The decline in the uninsured rate last quarter took place at the start of the quarter. The drop reflected a surge of health plan enrollees in early April, prior to the April 15 extended enrollment deadline for people who had previously experienced technical difficulties with the federal healthcare exchange website. In April and May, the uninsured rate hovered at 13.4%, and it remained at that level in June — clearly indicating that the decline seen since late 2013 has leveled off.

The decline leveled off, of course, because open enrollment on the exchanged ended on March 31st. And between January 1st and March 31st of next year, we’re likely to see another decline as more people sign up.

* Among the most explosive GOP allegations about Benghazi: There was a “stand-down” order given to military units who were ready and able to defend the consulate. This AP story, based on interviews with military personnel, does a good job of explaining why the theory is utterly bogus. I’m sure that will put this to rest, right?

* So here’s the bill text on John Boehner’s lawsuit against the president, and shockingly, it does not cite Deferred Action for Childhood Arrivals among Obama’s offenses; the main one is the delay of the employer mandate.  Perhaps Boehner didn’t want to be suing Obama for not deporting the DREAMers. — gs

* Rep. Mario Diaz-Balart effectively declared today that the GOP leadership killed immigration reform for the year. The immigration advocacy group America’s Voice hails Diaz-Balart for telling the truth about what happened, but notes that there’s still more work to do: It’s now time for Obama to act on immigration alone.

* The AP is reporting that we may be moving toward a deal on emergency funds and policy changes to address the current border crisis, including allowing speedier deportations of children from Central America, suggesting Republicans may give ground on funding if Dems concede a bit on changes to the law.

* The Post has more on the key pieces of any emerging deal, which would change a 2008 law that mandates that children from Central America get a deportation hearing. Although Republicans and the White House have said they favor similar changes, Democrats and immigration advocates have expressed opposition to the change, saying the children should get due process ensure they aren’t being sent back to life-threatening situations.

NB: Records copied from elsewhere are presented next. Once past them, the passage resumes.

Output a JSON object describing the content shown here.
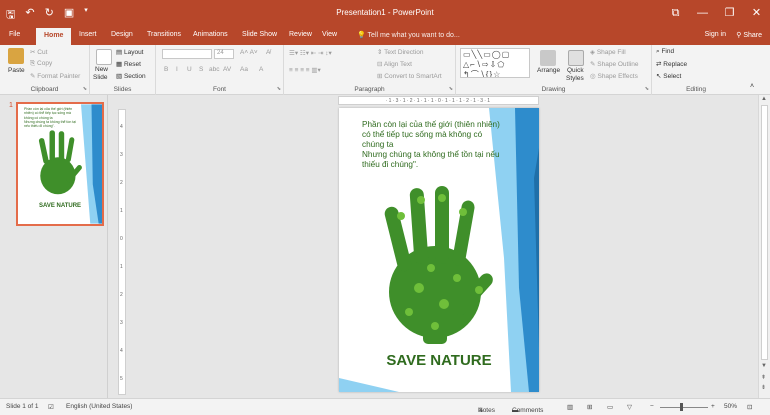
{
  "window": {
    "title": "Presentation1 - PowerPoint",
    "controls": [
      "⧉",
      "—",
      "❐",
      "✕"
    ]
  },
  "tabs": [
    "File",
    "Home",
    "Insert",
    "Design",
    "Transitions",
    "Animations",
    "Slide Show",
    "Review",
    "View"
  ],
  "active_tab": "Home",
  "tell_me": "Tell me what you want to do...",
  "account": {
    "sign_in": "Sign in",
    "share": "Share"
  },
  "ribbon": {
    "clipboard": {
      "label": "Clipboard",
      "paste": "Paste",
      "cut": "Cut",
      "copy": "Copy",
      "format_painter": "Format Painter"
    },
    "slides": {
      "label": "Slides",
      "new_slide_1": "New",
      "new_slide_2": "Slide",
      "layout": "Layout",
      "reset": "Reset",
      "section": "Section"
    },
    "font": {
      "label": "Font",
      "size": "24",
      "styles": [
        "B",
        "I",
        "U",
        "S",
        "abc",
        "AV",
        "Aa",
        "A"
      ]
    },
    "paragraph": {
      "label": "Paragraph",
      "text_direction": "Text Direction",
      "align_text": "Align Text",
      "smartart": "Convert to SmartArt"
    },
    "drawing": {
      "label": "Drawing",
      "arrange": "Arrange",
      "quick_1": "Quick",
      "quick_2": "Styles",
      "shape_fill": "Shape Fill",
      "shape_outline": "Shape Outline",
      "shape_effects": "Shape Effects"
    },
    "editing": {
      "label": "Editing",
      "find": "Find",
      "replace": "Replace",
      "select": "Select"
    }
  },
  "thumbnails": [
    {
      "number": "1",
      "caption": "SAVE NATURE"
    }
  ],
  "slide": {
    "text": "Phần còn lại của thế giới (thiên nhiên) có thể tiếp tục sống mà không có chúng ta\nNhưng chúng ta không thể tồn tại nếu thiếu đi chúng\".",
    "caption": "SAVE NATURE"
  },
  "rulers": {
    "horizontal": "·1·3·1·2·1·1·1·0·1·1·1·2·1·3·1",
    "vertical": [
      "4",
      "3",
      "2",
      "1",
      "0",
      "1",
      "2",
      "3",
      "4",
      "5"
    ]
  },
  "status": {
    "slide_info": "Slide 1 of 1",
    "language": "English (United States)",
    "notes": "Notes",
    "comments": "Comments",
    "zoom": "50%"
  },
  "colors": {
    "accent": "#b7472a",
    "leaf_green": "#3f8f2a",
    "blue_band": "#2e8ccc",
    "light_blue": "#8fd1f2"
  }
}
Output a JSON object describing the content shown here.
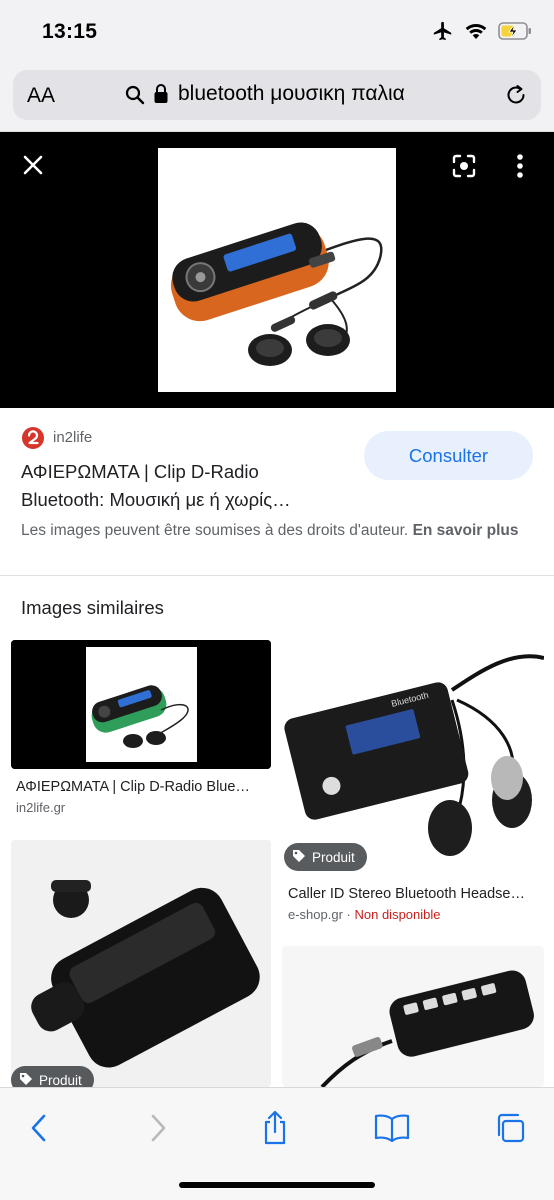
{
  "status": {
    "time": "13:15"
  },
  "browser": {
    "text_size_label": "AA",
    "url": "bluetooth μουσικη παλια"
  },
  "result": {
    "source_name": "in2life",
    "title": "ΑΦΙΕΡΩΜΑΤΑ | Clip D-Radio Bluetooth: Μουσική με ή χωρίς…",
    "visit_button": "Consulter",
    "rights_text": "Les images peuvent être soumises à des droits d'auteur.",
    "rights_link": "En savoir plus"
  },
  "similar": {
    "heading": "Images similaires",
    "items": [
      {
        "title": "ΑΦΙΕΡΩΜΑΤΑ | Clip D-Radio Blue…",
        "source": "in2life.gr"
      },
      {
        "title": "Caller ID Stereo Bluetooth Headse…",
        "source": "e-shop.gr",
        "separator": " · ",
        "availability": "Non disponible",
        "badge": "Produit"
      },
      {
        "badge": "Produit"
      },
      {
        "screen_text": "Bluetooth"
      }
    ]
  },
  "icons": [
    "airplane-icon",
    "wifi-icon",
    "battery-charging-icon",
    "search-icon",
    "lock-icon",
    "reload-icon",
    "close-icon",
    "lens-icon",
    "more-vert-icon",
    "tag-icon",
    "back-icon",
    "forward-icon",
    "share-icon",
    "bookmarks-icon",
    "tabs-icon"
  ],
  "colors": {
    "accent": "#1a73e8",
    "button_bg": "#e8f0fe",
    "unavailable": "#c5221f",
    "battery": "#f5d33a"
  }
}
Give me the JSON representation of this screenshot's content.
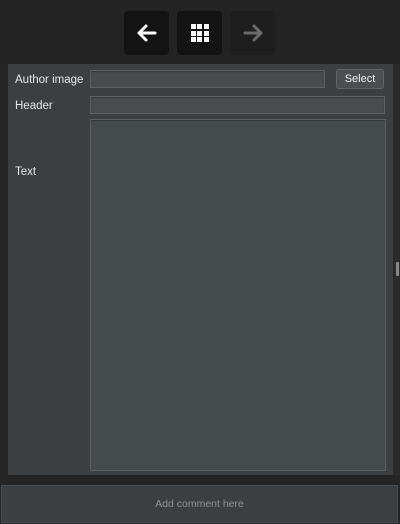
{
  "toolbar": {
    "back_icon": "arrow-left-icon",
    "grid_icon": "grid-icon",
    "forward_icon": "arrow-right-icon",
    "forward_enabled": false
  },
  "form": {
    "author_image_label": "Author image",
    "author_image_value": "",
    "select_label": "Select",
    "header_label": "Header",
    "header_value": "",
    "text_label": "Text",
    "text_value": ""
  },
  "comment": {
    "placeholder": "Add comment here"
  },
  "colors": {
    "background": "#252525",
    "panel": "#3b3f42",
    "field": "#484c4e"
  }
}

* Meanwhile, HuffPo reports that Republican strategists are warning their GOP allies in Congress that they really need to participate in solving the current border crisis, or the political fallout for them could be massive.

* Mitch McConnell is now trying to distance himself from the Paul Ryan budget, which foe Alison Lundergan Grimes is making into an issue in the Kentucky Senate race, but HuffPo turns up evidence of McConnell effusively praising Ryan’s plan at the time.

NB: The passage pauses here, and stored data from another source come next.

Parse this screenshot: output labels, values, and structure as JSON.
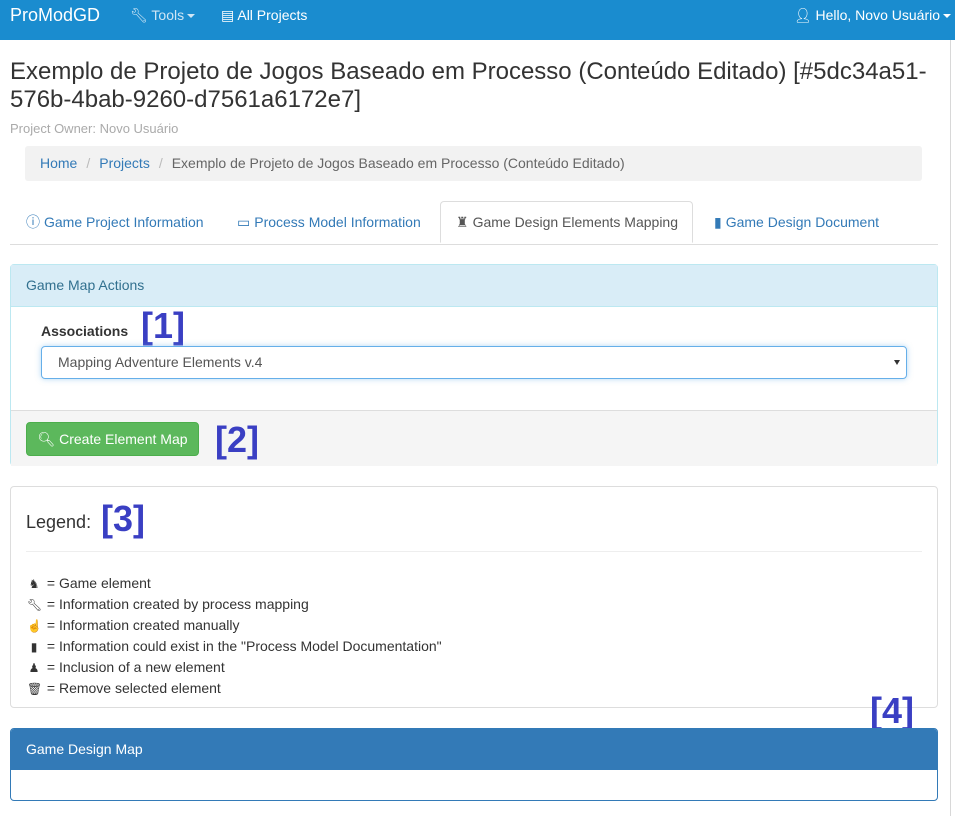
{
  "navbar": {
    "brand": "ProModGD",
    "tools_label": "Tools",
    "projects_label": "All Projects",
    "user_label": "Hello, Novo Usuário",
    "bg_color": "#1a8ccf"
  },
  "page": {
    "title": "Exemplo de Projeto de Jogos Baseado em Processo (Conteúdo Editado) [#5dc34a51-576b-4bab-9260-d7561a6172e7]",
    "owner": "Project Owner: Novo Usuário"
  },
  "breadcrumb": {
    "home": "Home",
    "projects": "Projects",
    "current": "Exemplo de Projeto de Jogos Baseado em Processo (Conteúdo Editado)"
  },
  "tabs": [
    {
      "label": "Game Project Information",
      "icon": "info-circle-icon"
    },
    {
      "label": "Process Model Information",
      "icon": "hdd-icon"
    },
    {
      "label": "Game Design Elements Mapping",
      "icon": "chess-tower-icon",
      "active": true
    },
    {
      "label": "Game Design Document",
      "icon": "book-icon"
    }
  ],
  "actions_panel": {
    "heading": "Game Map Actions",
    "associations_label": "Associations",
    "select_value": "Mapping Adventure Elements v.4",
    "create_button": "Create Element Map"
  },
  "legend_panel": {
    "heading": "Legend:",
    "items": [
      {
        "icon": "chess-knight-icon",
        "text": "= Game element"
      },
      {
        "icon": "wrench-icon",
        "text": "= Information created by process mapping"
      },
      {
        "icon": "hand-up-icon",
        "text": "= Information created manually"
      },
      {
        "icon": "book-icon",
        "text": "= Information could exist in the \"Process Model Documentation\""
      },
      {
        "icon": "chess-pawn-icon",
        "text": "= Inclusion of a new element"
      },
      {
        "icon": "trash-icon",
        "text": "= Remove selected element"
      }
    ]
  },
  "map_panel": {
    "heading": "Game Design Map"
  },
  "markers": {
    "m1": "[1]",
    "m2": "[2]",
    "m3": "[3]",
    "m4": "[4]"
  }
}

* Meanwhile, Steve Benen notes that McConnell’s distancing exercise shows that for Dems, the Ryan budget just keeps on giving. — gs

* Dylan Scott goes deep into the backrooms to ferret out a tale of a GOP Congressional staffer whose subpoena is unnerving folks on the Hill.

* And we sincerely hope that the Happy Hour Roundup isn’t bringing you down, because the rest of the news might be:

If you’re feeling stressed these days, the news media may be partly to blame.

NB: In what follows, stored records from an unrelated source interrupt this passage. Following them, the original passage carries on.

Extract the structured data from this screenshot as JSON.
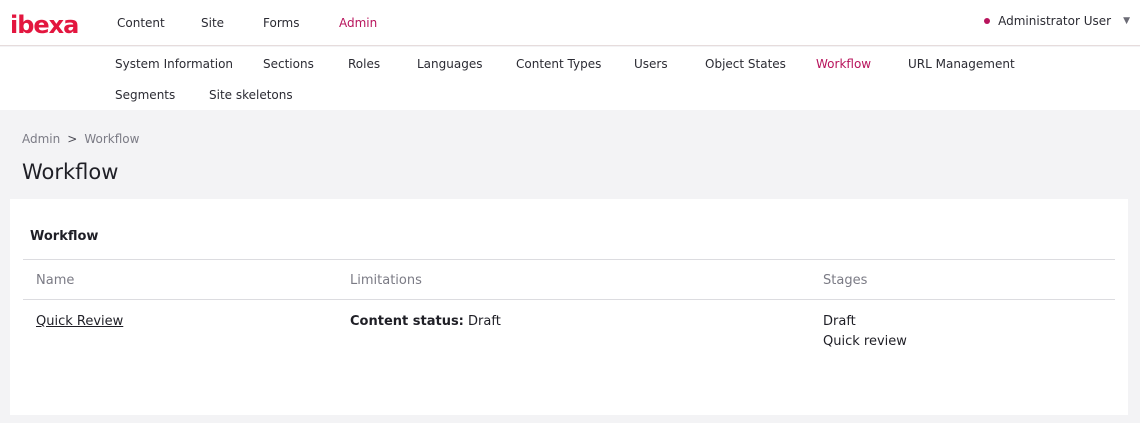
{
  "brand": {
    "logo_text": "ibexa",
    "accent": "#b8145c"
  },
  "main_nav": [
    {
      "label": "Content"
    },
    {
      "label": "Site"
    },
    {
      "label": "Forms"
    },
    {
      "label": "Admin"
    }
  ],
  "user": {
    "name": "Administrator User"
  },
  "sub_nav": [
    {
      "label": "System Information"
    },
    {
      "label": "Sections"
    },
    {
      "label": "Roles"
    },
    {
      "label": "Languages"
    },
    {
      "label": "Content Types"
    },
    {
      "label": "Users"
    },
    {
      "label": "Object States"
    },
    {
      "label": "Workflow"
    },
    {
      "label": "URL Management"
    },
    {
      "label": "Segments"
    },
    {
      "label": "Site skeletons"
    }
  ],
  "breadcrumb": {
    "parent": "Admin",
    "separator": ">",
    "current": "Workflow"
  },
  "page": {
    "title": "Workflow"
  },
  "card": {
    "title": "Workflow",
    "columns": {
      "name": "Name",
      "limitations": "Limitations",
      "stages": "Stages"
    },
    "rows": [
      {
        "name": "Quick Review",
        "limitation_label": "Content status:",
        "limitation_value": "Draft",
        "stages": [
          "Draft",
          "Quick review"
        ]
      }
    ]
  }
}
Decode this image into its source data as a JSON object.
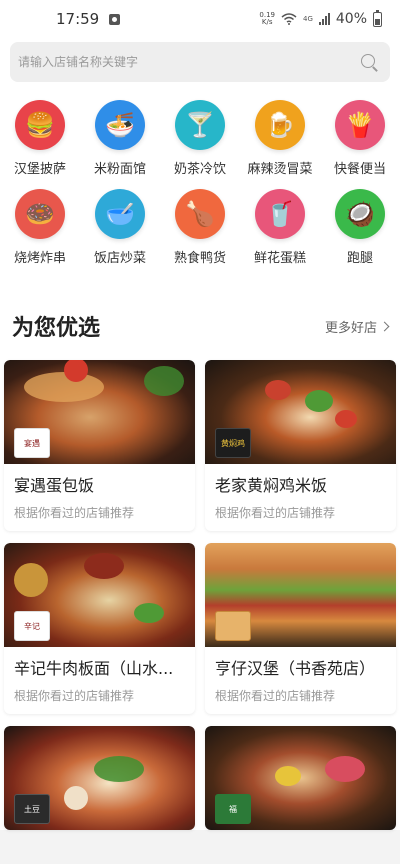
{
  "status_bar": {
    "time": "17:59",
    "net_speed_value": "0.19",
    "net_speed_unit": "K/s",
    "net_type": "4G",
    "battery": "40%"
  },
  "search": {
    "placeholder": "请输入店铺名称关键字",
    "icon": "search-icon"
  },
  "categories": [
    {
      "label": "汉堡披萨",
      "icon": "burger-icon",
      "color": "#e8434a"
    },
    {
      "label": "米粉面馆",
      "icon": "noodle-icon",
      "color": "#2f8ee8"
    },
    {
      "label": "奶茶冷饮",
      "icon": "cocktail-icon",
      "color": "#27b6c9"
    },
    {
      "label": "麻辣烫冒菜",
      "icon": "beer-icon",
      "color": "#f0a21d"
    },
    {
      "label": "快餐便当",
      "icon": "fastfood-icon",
      "color": "#e8567a"
    },
    {
      "label": "烧烤炸串",
      "icon": "donut-icon",
      "color": "#e8574c"
    },
    {
      "label": "饭店炒菜",
      "icon": "bowl-icon",
      "color": "#2ea9d8"
    },
    {
      "label": "熟食鸭货",
      "icon": "roast-chicken-icon",
      "color": "#f0683e"
    },
    {
      "label": "鲜花蛋糕",
      "icon": "drink-cup-icon",
      "color": "#e8567a"
    },
    {
      "label": "跑腿",
      "icon": "coconut-icon",
      "color": "#3ab94a"
    }
  ],
  "section": {
    "title": "为您优选",
    "more": "更多好店"
  },
  "shops": [
    {
      "name": "宴遇蛋包饭",
      "sub": "根据你看过的店铺推荐",
      "logo": "宴遇"
    },
    {
      "name": "老家黄焖鸡米饭",
      "sub": "根据你看过的店铺推荐",
      "logo": "黄焖鸡"
    },
    {
      "name": "辛记牛肉板面（山水...",
      "sub": "根据你看过的店铺推荐",
      "logo": "辛记"
    },
    {
      "name": "亨仔汉堡（书香苑店）",
      "sub": "根据你看过的店铺推荐",
      "logo": ""
    },
    {
      "name": "",
      "sub": "",
      "logo": "土豆"
    },
    {
      "name": "",
      "sub": "",
      "logo": "福"
    }
  ]
}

At least that’s the suggestion of conducted by NPR, the Robert Wood Johnson Foundation and the Harvard School of Public Health.

The survey of more than 2,500 Americans found that about 1 in 4 said they had experienced a “great deal” of stress in the previous month. And these stressed-out people said one of the biggest contributors to their day-to-day stress was watching, reading or listening to the news.

It isn’t too surprising, actually. The news is often about bad things happening to real people. So it’s better to get stressed out about that than about whether Justin Bieber will be able to get his personal thing together and act like a responsible adult.